彼――ロックとは一旦別れて、わたしは旅支度をすることにした。
メロール邸に戻ると、何やら両親がウキウキしていた。声をかけてみると、明日の婚約発表を楽しみにしていることが分かった。
残念だけど、それは中止になる。
何故ならその場にわたしがいないから。
お父様とお母様は怒るだろうか。『溺愛』の影響下にあるうちは、姿を消したわたしのことを心配してくれるかもしれない。でも、効果が切れたあとは……?

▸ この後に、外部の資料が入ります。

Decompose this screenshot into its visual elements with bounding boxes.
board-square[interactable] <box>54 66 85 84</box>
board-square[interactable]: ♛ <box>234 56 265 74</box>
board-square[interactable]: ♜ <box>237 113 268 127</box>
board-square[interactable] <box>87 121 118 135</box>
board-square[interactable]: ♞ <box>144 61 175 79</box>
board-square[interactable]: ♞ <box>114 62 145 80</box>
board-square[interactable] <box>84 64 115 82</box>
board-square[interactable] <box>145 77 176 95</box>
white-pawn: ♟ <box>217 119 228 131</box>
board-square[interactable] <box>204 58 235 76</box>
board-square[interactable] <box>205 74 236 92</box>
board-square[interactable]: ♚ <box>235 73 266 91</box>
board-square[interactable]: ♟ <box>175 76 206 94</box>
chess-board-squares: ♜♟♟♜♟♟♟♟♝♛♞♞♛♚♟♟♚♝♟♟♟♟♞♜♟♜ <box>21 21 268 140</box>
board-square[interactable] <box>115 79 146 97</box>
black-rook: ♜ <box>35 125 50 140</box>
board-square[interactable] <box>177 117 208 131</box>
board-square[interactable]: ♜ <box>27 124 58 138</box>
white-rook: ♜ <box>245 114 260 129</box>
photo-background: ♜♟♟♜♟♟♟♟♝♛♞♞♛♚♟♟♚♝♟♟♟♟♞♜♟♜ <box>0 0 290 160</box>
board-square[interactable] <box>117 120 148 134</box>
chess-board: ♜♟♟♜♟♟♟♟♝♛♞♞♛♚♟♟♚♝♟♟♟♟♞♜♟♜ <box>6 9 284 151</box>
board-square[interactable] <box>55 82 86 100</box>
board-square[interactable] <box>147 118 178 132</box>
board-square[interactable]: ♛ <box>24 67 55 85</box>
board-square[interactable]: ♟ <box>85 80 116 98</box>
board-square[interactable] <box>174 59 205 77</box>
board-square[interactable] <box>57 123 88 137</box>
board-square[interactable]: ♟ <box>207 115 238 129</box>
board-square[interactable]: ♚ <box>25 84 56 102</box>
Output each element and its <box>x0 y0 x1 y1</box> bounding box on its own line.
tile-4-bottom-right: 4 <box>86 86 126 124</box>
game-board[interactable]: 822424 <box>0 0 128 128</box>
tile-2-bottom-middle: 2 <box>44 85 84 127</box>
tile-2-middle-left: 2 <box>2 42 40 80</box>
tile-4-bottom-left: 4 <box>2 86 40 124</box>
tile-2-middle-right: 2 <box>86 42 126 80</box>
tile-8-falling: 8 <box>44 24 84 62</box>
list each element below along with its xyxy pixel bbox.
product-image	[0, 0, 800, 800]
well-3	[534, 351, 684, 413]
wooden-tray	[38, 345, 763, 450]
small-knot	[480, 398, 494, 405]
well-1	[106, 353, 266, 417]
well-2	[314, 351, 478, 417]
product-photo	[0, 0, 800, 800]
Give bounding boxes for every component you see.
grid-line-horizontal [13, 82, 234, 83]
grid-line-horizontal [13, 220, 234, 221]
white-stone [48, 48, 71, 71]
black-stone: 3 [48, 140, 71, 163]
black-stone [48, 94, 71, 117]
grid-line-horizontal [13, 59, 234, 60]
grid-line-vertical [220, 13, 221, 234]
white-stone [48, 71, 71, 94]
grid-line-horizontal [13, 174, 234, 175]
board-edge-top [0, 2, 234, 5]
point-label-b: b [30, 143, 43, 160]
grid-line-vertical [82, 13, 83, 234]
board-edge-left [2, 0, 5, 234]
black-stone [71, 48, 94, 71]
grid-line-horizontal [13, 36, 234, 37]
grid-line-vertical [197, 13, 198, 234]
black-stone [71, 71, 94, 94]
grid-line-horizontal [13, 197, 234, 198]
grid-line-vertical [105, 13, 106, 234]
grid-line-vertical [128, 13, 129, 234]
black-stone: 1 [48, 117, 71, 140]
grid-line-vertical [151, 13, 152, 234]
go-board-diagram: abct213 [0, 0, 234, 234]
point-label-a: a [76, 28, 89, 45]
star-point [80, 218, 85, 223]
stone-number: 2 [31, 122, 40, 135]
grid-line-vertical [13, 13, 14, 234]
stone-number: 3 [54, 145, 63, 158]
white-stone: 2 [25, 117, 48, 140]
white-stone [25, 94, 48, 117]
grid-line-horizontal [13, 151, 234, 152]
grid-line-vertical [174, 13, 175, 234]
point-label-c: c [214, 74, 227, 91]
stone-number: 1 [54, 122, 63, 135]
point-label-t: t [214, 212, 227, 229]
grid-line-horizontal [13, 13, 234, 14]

マルス様だって、正気に戻ったあと、わたしに対して何を思うのか。
何らかの魔法や、『魅了』のようなスキルを使われていたのだと、勘違いするかもしれない。もしそうなれば、わたし自身はもちろんのこと、メロール家の立場も危うくなる。
わたしの両親が、本当の愛を与えてくれていたか否か。
それは今も継続して判断がつかない。
それでもわたしにとって二人は大切な家族だ。できることなら、今までのように幸せに生きていて欲しい。では、どうすればいい?
困ったときは、いつも叔父の出番だった。
隣国に渡る前に、まずは叔父に手紙を出しておく。
問題なく届いたならば、東のオークリスタ公国までは三日もかからないはずだ。
そして、両親を匿ってもらおう。
わたしが姿を消してから、猶予は十八日間ある。その間は『溺愛』の効果が切れることはないので、きっと上手くいくはずだ。
書置きには「ごめんなさい、家出します。探さないでください。それとすぐに叔父の許へ向かってください。王都に残るのは危険です」と書き残すことにしよう。
それから暫くして、ようやく旅支度が整った。
そしてわたしは、二人の目を盗んで夜明け前にメロール邸を抜け出した。